Travel Diary I – South of Russia

Sunflowerfields as a pleasant welcome

Wenn man an Russland denkt, erscheinen einem nicht in erster Linie Bilder von Palmen, Meer und langen lauen Sommernächten vor dem inneren Auge. So steige auch ich relativ erwartungslos in das Flugzeug, das uns nach einigen Tagen Aufenthalt in Moskau in den südlichen Teil des Landes bringen soll. Unser erster Stopp ist die Stadt Rostow am Don, welche als eine der größten Städte in der Russischen Föderation gilt und vielleicht durch die Fußball-WM nun auch in Europa ein Begriff ist. Obwohl wir erst spät am Abend landen, empfängt sie uns mit lauen sommerlichen Temperaturen. Wir sichern uns Plätze in dem nächsten Sammeltaxi, welches uns vom Flughafengelände in die Innenstadt bringt. Es ist zwar schon dunkel, aber dass die Straßen von Sonnenblumenfeldern umsäumt sind, kann ich trotzdem gut erkennen. Dann passieren wir noch das große Fußballstadion, in welcher ein Spiel der diesjährigen WM stattgefunden hatte und mein Blick fällt auf die kleinen Flachdach-Restaurants an den Rändern der Straße. Mit ihren auffälligen Leuchtreklamen und den davor geparkten großen Autos erinnert mich die ganze Szenerie ein bisschen an Amerika, doch die kyrillischen Buchstaben lassen diesen Vergleich nicht ganz zu. Anton stupst mich an und zeigt auf die andere Fensterseite, von wo aus man den Fluss Don in der Ferne erkennen kann. Die Jungs fangen an von den in dem Gewässer lebenden Flusskrebsen – auf Russisch Raki genannt – zu schwärmen und beschließen in den kommenden Tagen auf alle Fälle ein lokales Raki-Restaurant aufzusuchen.

Abandonded Places meet Graffiti

Die Hälfte des ersten Tages verbringen wir auf dem Dach eines alten Fabrikgebäudes, welches ein bisschen außerhalb des Stadtzentrums liegt.

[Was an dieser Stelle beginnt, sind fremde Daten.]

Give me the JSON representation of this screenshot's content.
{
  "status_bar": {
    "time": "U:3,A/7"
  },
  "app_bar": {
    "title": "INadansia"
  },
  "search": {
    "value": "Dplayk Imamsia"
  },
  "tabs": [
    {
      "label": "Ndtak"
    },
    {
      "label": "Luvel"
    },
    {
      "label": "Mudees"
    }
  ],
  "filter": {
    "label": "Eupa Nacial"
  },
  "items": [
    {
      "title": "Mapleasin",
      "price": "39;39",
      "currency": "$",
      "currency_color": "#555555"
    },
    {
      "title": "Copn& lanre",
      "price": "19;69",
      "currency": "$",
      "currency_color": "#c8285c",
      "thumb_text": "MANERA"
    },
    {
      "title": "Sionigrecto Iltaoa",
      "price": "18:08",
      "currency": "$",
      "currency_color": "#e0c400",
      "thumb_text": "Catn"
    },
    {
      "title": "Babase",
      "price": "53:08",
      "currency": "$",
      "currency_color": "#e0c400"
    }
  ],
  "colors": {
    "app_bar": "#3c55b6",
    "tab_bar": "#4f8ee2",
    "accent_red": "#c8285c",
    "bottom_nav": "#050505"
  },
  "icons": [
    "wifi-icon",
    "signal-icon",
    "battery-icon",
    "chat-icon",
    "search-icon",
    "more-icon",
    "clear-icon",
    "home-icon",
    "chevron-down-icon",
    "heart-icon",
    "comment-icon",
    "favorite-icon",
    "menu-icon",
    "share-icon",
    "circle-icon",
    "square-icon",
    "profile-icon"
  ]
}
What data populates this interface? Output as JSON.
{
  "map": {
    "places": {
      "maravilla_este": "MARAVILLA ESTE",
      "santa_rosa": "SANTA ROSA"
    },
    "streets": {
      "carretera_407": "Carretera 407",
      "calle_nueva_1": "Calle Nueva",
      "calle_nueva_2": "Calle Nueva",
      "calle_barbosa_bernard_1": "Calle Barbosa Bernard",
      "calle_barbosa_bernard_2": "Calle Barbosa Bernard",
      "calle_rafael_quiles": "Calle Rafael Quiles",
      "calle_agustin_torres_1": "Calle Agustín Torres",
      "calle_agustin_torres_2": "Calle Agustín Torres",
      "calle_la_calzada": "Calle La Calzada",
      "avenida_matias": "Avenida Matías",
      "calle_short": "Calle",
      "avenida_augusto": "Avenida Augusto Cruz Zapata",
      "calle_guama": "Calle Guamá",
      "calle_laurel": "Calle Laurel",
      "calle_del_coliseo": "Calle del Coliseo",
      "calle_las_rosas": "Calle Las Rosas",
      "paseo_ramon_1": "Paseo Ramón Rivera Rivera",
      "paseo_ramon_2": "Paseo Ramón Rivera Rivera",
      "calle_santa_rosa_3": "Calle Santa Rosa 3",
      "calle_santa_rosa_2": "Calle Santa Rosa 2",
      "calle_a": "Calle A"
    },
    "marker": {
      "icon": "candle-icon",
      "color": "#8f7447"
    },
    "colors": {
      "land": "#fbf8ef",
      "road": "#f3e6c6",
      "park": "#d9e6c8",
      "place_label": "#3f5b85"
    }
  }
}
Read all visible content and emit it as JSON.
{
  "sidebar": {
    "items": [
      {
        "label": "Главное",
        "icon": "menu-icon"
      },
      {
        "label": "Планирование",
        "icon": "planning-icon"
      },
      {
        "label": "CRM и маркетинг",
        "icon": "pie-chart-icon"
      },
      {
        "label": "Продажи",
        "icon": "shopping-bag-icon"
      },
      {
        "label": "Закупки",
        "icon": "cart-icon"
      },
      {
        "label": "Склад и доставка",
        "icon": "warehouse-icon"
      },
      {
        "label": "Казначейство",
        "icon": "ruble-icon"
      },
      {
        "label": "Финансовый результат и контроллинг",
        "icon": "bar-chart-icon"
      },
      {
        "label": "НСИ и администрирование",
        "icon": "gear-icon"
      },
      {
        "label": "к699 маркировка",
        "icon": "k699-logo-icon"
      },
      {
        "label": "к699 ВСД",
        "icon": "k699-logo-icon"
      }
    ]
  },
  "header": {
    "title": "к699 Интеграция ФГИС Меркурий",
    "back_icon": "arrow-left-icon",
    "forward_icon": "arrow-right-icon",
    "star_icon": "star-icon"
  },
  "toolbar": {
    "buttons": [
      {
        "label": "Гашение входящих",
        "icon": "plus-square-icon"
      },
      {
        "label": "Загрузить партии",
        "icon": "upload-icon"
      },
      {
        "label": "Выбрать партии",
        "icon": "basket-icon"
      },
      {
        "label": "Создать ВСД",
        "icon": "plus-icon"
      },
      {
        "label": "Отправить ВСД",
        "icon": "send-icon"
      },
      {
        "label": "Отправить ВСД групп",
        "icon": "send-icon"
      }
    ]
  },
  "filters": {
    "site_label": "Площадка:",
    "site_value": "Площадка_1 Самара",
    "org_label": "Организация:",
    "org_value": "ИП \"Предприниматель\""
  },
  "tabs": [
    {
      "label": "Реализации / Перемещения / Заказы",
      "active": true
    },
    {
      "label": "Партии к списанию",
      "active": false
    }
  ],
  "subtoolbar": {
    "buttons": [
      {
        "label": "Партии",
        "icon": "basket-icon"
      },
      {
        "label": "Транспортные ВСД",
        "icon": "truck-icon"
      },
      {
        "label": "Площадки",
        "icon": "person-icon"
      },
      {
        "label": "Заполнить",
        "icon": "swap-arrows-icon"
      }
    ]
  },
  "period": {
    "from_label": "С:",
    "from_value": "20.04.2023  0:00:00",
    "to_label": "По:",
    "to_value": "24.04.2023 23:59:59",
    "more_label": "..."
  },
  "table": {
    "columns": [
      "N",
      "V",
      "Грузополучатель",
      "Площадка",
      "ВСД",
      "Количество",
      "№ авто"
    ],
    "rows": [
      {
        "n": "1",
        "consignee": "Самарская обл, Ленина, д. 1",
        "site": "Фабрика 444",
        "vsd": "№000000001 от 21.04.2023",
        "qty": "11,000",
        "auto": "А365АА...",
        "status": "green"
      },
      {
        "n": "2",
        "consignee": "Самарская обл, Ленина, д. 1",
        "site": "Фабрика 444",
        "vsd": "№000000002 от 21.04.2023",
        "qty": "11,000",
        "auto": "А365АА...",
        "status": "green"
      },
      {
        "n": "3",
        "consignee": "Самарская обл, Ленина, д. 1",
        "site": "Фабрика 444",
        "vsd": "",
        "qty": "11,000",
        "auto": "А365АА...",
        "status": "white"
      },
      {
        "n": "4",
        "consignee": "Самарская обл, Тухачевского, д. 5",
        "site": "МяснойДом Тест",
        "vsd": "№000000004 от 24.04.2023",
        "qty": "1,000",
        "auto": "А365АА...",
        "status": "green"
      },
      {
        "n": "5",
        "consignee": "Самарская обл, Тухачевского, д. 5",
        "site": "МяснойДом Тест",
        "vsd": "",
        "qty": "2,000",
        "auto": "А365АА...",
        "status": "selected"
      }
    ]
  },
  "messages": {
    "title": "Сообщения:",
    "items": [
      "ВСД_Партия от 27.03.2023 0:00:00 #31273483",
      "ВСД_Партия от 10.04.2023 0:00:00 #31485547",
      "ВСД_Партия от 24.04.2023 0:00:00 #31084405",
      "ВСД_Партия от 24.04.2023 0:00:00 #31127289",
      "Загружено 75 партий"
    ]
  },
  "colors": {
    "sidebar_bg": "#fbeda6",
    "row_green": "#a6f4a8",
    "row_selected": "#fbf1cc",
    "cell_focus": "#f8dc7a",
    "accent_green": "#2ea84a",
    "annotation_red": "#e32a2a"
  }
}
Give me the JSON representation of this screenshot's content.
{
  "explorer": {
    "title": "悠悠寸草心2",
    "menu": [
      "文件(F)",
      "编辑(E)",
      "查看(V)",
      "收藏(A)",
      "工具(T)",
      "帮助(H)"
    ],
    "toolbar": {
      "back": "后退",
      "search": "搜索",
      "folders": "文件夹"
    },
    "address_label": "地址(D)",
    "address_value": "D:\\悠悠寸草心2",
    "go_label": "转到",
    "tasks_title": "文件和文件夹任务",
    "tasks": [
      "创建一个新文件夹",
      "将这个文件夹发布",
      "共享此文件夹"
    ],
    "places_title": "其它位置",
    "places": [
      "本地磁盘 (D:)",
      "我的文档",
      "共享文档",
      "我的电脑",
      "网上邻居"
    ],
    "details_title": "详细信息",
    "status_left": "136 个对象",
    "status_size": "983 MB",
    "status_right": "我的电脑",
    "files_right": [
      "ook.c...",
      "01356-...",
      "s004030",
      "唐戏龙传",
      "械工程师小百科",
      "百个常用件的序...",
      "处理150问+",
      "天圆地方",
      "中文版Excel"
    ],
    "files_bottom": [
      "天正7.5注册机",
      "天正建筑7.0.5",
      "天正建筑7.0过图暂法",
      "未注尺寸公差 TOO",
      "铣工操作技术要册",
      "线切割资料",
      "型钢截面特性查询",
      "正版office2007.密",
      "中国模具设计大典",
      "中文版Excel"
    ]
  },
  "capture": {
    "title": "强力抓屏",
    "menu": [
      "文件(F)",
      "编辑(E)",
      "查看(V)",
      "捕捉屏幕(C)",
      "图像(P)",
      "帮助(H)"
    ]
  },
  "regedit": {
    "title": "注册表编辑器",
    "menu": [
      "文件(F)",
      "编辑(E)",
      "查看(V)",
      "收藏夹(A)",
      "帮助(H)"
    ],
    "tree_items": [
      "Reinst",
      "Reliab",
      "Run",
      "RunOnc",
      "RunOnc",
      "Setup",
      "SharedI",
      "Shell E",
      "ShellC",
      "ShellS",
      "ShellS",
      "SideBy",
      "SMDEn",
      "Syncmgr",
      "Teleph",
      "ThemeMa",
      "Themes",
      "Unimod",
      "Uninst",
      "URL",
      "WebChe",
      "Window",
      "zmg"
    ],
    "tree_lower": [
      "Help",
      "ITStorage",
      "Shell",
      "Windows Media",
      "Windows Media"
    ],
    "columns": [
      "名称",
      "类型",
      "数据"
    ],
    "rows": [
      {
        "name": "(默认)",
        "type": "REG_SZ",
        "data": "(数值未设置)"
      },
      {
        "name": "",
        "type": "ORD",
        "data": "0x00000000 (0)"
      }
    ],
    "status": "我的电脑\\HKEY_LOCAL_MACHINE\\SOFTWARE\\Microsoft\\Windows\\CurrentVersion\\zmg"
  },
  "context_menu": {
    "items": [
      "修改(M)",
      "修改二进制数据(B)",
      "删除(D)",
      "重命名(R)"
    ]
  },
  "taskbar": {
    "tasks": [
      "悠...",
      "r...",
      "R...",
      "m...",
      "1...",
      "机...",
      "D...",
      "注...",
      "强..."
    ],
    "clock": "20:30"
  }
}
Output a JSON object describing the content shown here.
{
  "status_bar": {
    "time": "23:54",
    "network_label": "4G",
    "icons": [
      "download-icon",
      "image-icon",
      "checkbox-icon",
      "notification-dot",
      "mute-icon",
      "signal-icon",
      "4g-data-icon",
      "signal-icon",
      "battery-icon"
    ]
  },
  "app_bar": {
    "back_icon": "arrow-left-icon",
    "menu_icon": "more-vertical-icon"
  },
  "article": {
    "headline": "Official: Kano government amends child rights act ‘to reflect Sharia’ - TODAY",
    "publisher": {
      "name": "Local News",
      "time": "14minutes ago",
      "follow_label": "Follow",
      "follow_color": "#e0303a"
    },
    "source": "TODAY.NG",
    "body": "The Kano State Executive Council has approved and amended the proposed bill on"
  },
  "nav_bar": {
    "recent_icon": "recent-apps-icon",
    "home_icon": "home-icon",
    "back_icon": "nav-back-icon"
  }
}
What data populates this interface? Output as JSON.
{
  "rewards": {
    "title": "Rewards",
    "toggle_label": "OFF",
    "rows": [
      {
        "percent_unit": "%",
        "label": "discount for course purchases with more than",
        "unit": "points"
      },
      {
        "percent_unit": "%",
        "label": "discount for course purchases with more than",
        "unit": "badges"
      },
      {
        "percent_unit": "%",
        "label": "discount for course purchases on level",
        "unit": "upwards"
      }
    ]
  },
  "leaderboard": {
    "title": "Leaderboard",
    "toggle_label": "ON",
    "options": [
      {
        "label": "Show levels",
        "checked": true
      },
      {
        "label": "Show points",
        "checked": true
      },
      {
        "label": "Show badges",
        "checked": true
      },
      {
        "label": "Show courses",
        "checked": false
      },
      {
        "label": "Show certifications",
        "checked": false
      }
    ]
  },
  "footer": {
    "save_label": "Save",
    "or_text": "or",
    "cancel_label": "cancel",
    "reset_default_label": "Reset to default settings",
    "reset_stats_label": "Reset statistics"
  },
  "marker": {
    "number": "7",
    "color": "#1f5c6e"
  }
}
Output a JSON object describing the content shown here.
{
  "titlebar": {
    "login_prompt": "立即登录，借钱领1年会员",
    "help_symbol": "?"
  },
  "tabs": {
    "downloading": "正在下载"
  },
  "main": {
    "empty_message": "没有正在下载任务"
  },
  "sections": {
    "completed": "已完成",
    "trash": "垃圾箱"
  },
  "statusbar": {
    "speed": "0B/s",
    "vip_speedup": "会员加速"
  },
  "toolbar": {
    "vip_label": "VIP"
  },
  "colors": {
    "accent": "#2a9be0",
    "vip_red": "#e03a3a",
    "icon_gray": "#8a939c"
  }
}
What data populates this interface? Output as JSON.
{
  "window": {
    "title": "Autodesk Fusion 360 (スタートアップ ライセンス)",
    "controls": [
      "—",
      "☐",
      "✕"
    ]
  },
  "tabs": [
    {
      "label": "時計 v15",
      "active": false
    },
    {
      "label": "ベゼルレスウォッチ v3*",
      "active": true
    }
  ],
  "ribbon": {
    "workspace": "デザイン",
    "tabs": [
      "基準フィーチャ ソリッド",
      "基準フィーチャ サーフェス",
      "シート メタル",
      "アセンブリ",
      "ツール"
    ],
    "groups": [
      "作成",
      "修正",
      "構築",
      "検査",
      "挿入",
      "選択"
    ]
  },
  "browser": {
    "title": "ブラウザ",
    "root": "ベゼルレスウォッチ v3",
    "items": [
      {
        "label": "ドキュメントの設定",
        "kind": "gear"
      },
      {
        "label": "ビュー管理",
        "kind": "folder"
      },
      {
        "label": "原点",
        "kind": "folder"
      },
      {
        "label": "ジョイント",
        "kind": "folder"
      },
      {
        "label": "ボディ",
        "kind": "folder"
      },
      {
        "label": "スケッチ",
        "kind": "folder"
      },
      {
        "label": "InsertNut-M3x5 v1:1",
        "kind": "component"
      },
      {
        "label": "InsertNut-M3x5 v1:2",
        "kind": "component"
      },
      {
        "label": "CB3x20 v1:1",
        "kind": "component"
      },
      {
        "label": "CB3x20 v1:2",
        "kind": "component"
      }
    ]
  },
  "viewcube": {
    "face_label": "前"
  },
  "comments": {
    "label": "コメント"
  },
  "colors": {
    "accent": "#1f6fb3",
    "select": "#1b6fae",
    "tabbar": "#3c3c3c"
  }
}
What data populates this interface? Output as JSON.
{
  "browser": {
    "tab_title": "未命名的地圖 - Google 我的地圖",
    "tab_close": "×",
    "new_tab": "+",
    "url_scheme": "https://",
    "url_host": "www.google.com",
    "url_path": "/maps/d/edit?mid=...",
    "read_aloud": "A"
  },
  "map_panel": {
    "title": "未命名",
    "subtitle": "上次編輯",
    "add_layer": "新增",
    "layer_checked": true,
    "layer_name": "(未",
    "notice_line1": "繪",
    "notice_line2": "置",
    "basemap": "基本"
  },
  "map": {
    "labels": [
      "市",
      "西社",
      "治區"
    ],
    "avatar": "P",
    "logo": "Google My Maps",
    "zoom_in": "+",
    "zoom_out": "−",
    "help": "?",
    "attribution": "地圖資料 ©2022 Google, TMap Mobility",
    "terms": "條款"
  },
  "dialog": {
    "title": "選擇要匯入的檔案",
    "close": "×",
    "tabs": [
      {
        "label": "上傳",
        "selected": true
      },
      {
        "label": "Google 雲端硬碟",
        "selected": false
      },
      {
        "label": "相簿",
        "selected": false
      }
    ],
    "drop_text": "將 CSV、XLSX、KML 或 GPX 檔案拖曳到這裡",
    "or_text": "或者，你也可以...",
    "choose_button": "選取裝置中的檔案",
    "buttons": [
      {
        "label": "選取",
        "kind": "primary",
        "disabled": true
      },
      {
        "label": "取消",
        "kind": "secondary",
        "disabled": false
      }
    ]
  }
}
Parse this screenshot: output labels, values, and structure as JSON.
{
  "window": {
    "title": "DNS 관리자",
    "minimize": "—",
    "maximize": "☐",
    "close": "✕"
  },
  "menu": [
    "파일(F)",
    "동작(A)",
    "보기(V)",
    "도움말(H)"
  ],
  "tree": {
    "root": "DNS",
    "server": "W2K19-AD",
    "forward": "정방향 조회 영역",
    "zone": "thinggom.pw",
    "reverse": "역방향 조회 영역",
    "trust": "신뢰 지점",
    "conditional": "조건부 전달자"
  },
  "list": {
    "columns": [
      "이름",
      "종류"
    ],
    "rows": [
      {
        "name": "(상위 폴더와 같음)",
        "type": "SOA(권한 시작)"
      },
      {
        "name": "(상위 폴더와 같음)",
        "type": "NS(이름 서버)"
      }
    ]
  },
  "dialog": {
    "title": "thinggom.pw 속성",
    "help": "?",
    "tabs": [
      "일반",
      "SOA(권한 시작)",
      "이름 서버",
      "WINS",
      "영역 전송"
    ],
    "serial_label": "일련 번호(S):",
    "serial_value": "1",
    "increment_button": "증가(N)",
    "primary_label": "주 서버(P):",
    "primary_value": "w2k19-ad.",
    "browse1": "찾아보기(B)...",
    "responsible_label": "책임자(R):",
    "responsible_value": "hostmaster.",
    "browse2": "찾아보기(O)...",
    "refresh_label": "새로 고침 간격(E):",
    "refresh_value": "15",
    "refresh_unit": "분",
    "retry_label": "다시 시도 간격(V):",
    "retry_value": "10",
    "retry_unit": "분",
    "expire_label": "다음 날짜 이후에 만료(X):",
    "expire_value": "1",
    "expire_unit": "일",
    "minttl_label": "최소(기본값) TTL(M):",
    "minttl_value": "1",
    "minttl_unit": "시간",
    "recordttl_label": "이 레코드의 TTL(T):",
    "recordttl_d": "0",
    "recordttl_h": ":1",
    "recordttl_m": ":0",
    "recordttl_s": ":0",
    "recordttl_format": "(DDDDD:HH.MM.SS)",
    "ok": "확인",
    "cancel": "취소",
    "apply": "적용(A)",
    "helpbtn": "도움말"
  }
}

Zuvor haben sich die Jungs im Graffiti-Shop ihres Vertrauens noch mit Unmengen Spraydosen eingedeckt und dabei auch an Sasha und mich gedacht. Statt stundenlang auf einem verlassenen Fabrikgelände rumzuhocken, haben wir Mädels in der vorherigen Bar-Nacht mit ein paar Bier intus selbst über einem Entwurf für unser erstes Graffiti gebrütet und sind nun bereit dieses auch in die Tat umzusetzen. Der Shop selbst ist in einer umgebauten Fabrik gelegen und bildet mit Co-Working-Spaces, kleinen Concept-Stores und hippen Restaurants ein begehrtes Mekka für die kreativen Köpfe der Stadt. Während ich mich noch umschaue, bestellt Anton bereits ein Uber und wenig später stapfen wir zu acht durch das verwucherte Gelände rund um die Fabrik. Das Licht fällt wunderschön durch die Äste und wir bedienen uns von Zeit zu Zeit immer mal wieder an den Apfel- und Aprikosenbäumen, die hier wild aus dem Boden wachsen. Außer ein paar Straßenhunden und ein paar Obdachlosen, die sich einige Holzhütten auf dem Gelände erbaut haben und schläfrig in der Sonne liegen, begegnen wir niemanden und man hört nur ganz entfernt das Tosen der Stadt. Ich fühle mich in meine Kindheit versetzt, wie wir ein verlassenes Jägerhäuschen eroberten und denke, dass es solche „Abandoned Places“ bei uns in Deutschland gar nicht mehr gibt. Und wenn dann sind sie gut bewacht oder mit Zäunen umsehen, sodass keiner einen Abenteuer-Ausflug unternimmt. Bevor ich in zwei Wochen also wieder in das Land der Ordnung zurückkehre, genieße ich mein Abenteurer-Dasein und setze den nächsten Fuß auf die rostige, krumme Metalltreppe, die wir nun alle hinauf klettern. Wenig später blicken Sasha und ich amüsiert auf unser rosa-türkises Anfänger-Graffiti, welches in großen Lettern „Vodka“ schreit. Was Besseres ist uns dann doch nicht eingefallen..

Fountains of Russia

In jeden guten russischen Park gehört auch eine Fontäne, die am Abend mit Lichtspektakel und epischer klassischer Musik beschallt wird. Schon Anfang diesen Jahres habe ich in Warschau dieses Überbleibsel des Sozialismus bestaunen dürfen. Auf dieser Reise begegnet mir die Fontänenschau das erste Mal in Rostow am Don. Während sich die anderen auf dem noch warmen Boden in dem umliegenden Park niederlassen und heimlich den Whiskey versteckt in einer Plastiktüte herumreichen (wie auch in Amerika ist der Alkoholkonsum an öffentlichen Plätzen verboten), geselle ich mich zu den anderen Schaulustigen. Verliebte Pärchen, Familien mit Kindern und in Gespräche vertiefte Freundinnen – zusammen mit der dramatisch klingenden Musik und der riesigen Statue aus Sowjetzeiten, die hoch über dem Geschehen wacht, kommt mir das nostalgische Freizeitangebot beinahe gestaged vor. Bevor ich mich jedoch allzu sehr in meinen „Truman-Show“-Gedanken vertiefen kann, kommt Anton theatralisch tanzend auf mich zugelaufen und lachend, sowie im Takt der Musik wippend machen wir uns auf den Weg zurück zu unserer Gruppe.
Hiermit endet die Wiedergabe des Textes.